Escaping from a dominant-negative KRAS using REPLACE

A dominant-negative gene therapy approach has been proposed and tested on proto-oncogene KRAS, wherein the oncogenic activity (and cell proliferation) of KRAS can be suppressed by introducing a dominant-negative KRAS allele (S17N). We employed REPLACE to conduct continuous evolution on KRAS (S17N) and examined its potential pathways for conferring resistance in this gene therapy methodology. Overall design: KRAS (S17N) cDNA was cloned into the repRNA-v4-derived vector. The vector was in vitro transcribed into RNA and the resulting RNAs were electroporated into aforementioned host cells.
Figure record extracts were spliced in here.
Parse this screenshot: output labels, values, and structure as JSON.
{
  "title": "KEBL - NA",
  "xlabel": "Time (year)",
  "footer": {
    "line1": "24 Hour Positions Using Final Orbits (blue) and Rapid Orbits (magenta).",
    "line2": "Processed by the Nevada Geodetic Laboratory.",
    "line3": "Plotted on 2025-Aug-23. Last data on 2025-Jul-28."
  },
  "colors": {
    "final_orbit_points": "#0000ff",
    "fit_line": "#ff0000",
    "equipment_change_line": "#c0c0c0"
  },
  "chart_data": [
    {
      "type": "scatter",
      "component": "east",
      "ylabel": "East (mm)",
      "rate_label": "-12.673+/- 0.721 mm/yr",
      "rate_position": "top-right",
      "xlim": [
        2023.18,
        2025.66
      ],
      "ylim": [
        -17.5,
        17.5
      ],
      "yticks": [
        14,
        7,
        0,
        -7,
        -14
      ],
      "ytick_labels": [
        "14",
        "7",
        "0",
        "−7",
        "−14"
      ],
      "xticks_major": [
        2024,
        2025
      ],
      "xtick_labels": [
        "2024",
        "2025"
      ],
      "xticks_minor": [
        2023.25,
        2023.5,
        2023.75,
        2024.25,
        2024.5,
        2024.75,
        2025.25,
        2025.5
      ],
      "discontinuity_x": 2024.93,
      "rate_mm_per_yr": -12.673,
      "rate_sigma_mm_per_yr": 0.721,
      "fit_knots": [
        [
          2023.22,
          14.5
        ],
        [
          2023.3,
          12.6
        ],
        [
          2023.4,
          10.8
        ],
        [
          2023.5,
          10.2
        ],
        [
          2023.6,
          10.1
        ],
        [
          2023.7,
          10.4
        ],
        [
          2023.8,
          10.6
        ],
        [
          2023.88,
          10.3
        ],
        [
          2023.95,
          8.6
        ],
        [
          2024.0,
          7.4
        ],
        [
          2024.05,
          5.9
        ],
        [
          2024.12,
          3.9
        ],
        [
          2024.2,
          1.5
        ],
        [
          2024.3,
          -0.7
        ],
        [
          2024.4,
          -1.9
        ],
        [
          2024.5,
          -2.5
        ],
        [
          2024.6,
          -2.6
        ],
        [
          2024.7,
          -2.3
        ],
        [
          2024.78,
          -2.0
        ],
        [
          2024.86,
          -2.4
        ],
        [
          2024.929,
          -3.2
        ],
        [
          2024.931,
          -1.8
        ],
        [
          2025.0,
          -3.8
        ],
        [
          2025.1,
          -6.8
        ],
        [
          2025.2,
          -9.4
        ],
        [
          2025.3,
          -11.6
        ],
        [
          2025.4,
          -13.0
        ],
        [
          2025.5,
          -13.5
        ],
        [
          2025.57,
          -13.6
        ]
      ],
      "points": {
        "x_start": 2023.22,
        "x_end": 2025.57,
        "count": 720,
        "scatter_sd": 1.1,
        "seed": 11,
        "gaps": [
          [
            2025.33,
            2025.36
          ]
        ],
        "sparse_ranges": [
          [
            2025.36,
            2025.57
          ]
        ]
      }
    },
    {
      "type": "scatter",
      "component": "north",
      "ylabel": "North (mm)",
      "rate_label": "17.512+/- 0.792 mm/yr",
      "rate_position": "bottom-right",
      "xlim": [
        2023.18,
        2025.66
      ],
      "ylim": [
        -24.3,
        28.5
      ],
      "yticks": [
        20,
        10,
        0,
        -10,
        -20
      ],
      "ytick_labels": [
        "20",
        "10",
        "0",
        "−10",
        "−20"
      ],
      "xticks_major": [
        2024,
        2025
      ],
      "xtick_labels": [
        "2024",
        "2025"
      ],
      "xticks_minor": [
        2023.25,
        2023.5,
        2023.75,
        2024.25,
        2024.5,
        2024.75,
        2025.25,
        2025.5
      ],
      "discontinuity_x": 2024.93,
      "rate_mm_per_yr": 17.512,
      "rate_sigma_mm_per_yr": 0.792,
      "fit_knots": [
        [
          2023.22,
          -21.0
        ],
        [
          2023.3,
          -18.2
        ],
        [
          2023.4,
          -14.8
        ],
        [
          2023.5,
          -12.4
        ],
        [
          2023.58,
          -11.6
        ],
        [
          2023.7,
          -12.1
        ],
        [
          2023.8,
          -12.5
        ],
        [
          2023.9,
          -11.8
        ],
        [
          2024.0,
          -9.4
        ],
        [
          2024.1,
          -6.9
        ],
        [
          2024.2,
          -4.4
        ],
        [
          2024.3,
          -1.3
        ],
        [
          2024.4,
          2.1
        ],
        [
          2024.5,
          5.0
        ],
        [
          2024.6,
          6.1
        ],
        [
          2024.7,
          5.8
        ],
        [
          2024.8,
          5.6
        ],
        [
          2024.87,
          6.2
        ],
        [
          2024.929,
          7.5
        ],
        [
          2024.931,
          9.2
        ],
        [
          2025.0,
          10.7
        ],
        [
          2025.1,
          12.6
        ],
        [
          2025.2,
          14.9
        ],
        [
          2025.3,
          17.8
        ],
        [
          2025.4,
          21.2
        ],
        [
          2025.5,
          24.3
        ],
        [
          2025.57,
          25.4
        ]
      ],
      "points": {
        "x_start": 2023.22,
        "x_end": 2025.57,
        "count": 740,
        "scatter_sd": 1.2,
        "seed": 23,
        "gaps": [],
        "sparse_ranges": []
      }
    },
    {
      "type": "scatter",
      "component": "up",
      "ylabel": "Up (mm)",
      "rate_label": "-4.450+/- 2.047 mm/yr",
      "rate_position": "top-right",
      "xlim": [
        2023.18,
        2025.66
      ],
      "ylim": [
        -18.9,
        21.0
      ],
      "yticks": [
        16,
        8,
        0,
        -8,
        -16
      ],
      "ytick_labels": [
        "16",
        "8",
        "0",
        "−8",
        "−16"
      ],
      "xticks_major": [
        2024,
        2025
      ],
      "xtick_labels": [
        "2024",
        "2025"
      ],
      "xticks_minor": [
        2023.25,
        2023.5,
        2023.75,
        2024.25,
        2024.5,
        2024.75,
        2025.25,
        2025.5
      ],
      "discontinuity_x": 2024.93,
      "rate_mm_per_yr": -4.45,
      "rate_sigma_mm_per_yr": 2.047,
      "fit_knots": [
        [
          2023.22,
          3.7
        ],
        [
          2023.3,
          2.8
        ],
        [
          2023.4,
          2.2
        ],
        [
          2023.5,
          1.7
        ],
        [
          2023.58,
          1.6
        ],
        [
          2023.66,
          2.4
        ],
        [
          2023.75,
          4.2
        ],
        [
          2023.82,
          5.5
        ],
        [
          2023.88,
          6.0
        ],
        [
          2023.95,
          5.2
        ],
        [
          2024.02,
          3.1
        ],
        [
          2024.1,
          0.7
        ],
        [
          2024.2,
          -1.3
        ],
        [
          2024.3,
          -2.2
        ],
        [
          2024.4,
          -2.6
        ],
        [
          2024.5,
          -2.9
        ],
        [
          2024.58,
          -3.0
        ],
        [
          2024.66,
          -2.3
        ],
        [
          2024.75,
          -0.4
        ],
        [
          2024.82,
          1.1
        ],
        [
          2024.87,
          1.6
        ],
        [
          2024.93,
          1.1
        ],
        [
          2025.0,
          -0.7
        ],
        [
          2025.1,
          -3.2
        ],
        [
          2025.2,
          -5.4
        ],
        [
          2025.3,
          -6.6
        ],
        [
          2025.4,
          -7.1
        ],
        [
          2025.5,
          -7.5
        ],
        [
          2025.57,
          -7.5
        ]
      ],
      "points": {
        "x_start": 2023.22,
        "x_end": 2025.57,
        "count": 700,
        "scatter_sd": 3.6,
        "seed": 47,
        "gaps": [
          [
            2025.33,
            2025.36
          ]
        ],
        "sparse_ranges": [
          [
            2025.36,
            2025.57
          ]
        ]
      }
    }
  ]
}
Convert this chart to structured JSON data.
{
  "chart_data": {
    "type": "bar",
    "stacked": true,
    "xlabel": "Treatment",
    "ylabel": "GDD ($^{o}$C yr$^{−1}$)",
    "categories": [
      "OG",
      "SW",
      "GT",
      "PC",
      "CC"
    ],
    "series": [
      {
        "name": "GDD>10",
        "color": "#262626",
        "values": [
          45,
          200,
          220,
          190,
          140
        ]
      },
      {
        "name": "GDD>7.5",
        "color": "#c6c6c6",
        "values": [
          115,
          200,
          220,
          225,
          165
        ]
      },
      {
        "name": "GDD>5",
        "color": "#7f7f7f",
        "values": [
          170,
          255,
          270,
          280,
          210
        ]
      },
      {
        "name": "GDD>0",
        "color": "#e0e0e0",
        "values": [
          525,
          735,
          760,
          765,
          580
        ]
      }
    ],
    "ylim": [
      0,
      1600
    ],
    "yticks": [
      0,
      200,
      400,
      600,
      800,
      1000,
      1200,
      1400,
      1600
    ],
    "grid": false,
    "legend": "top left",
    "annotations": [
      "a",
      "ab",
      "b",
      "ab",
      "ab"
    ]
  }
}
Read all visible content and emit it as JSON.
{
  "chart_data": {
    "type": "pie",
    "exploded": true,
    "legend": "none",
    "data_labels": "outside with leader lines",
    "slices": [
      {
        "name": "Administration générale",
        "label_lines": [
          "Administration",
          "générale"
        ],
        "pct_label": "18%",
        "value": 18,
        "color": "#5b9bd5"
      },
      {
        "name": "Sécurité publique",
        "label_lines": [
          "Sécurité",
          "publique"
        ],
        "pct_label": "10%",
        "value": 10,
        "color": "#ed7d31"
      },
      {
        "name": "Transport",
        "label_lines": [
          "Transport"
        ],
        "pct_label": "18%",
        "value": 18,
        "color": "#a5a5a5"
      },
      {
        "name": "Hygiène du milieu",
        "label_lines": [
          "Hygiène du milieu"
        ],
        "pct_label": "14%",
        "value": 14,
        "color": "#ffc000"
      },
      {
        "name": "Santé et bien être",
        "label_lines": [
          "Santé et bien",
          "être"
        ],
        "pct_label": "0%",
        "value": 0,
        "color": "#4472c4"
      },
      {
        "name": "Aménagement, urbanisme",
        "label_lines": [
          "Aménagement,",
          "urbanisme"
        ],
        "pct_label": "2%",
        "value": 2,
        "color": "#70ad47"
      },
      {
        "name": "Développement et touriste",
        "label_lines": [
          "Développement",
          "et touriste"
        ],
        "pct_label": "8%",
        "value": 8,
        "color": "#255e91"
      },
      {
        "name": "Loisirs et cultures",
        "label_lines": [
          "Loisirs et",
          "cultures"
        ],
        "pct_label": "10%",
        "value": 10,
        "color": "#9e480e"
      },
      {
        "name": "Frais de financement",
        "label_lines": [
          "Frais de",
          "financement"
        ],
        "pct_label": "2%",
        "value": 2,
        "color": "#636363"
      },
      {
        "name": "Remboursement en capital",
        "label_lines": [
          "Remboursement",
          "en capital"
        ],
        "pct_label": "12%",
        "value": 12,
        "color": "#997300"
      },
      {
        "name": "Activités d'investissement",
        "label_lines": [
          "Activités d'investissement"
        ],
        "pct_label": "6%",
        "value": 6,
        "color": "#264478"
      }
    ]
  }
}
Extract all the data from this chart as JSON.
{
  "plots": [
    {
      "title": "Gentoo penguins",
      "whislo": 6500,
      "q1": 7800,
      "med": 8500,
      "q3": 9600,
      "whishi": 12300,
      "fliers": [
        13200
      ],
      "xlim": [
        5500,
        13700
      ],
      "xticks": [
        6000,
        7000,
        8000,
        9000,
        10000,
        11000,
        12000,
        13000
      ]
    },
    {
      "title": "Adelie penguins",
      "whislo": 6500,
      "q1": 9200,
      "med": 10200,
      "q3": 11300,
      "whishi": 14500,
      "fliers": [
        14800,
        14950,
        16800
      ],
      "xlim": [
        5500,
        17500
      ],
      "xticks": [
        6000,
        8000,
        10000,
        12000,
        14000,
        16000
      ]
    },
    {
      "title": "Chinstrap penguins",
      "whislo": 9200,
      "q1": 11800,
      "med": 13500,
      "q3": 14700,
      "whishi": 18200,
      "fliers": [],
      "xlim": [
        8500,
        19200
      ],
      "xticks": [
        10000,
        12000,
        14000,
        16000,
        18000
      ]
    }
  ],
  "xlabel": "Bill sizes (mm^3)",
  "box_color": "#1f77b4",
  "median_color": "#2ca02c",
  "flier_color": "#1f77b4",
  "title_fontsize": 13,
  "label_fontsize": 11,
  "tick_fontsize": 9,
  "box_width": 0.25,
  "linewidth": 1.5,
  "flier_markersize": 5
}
Medium was replaced with fresh medium containing 10 µg/mL puromycin 24 h post-electroporation (i.e., Day 1). After 4 d of selection (i.e., Day 5), approximately 2 million cells were transferred to a new 10-cm dish and subjected to RNA mutagenesis using molnupiravir (2 µM). When the plate reached approximately 90% confluence, the cells were consistently subcultured at a 1:5 ratio and the medium was daily replenished with 10 µg/mL puromycin and 2 µM molnupiravir treatment. The remaining cells were partially cryopreserved as backup and partially utilized for RNA extraction and mutation analysis. After another 9 d of culture, cells were harvested for total RNA extraction, sequencing, and mutation analysis. As a control, analogous experiments were conducted utilizing wild-type KRAS.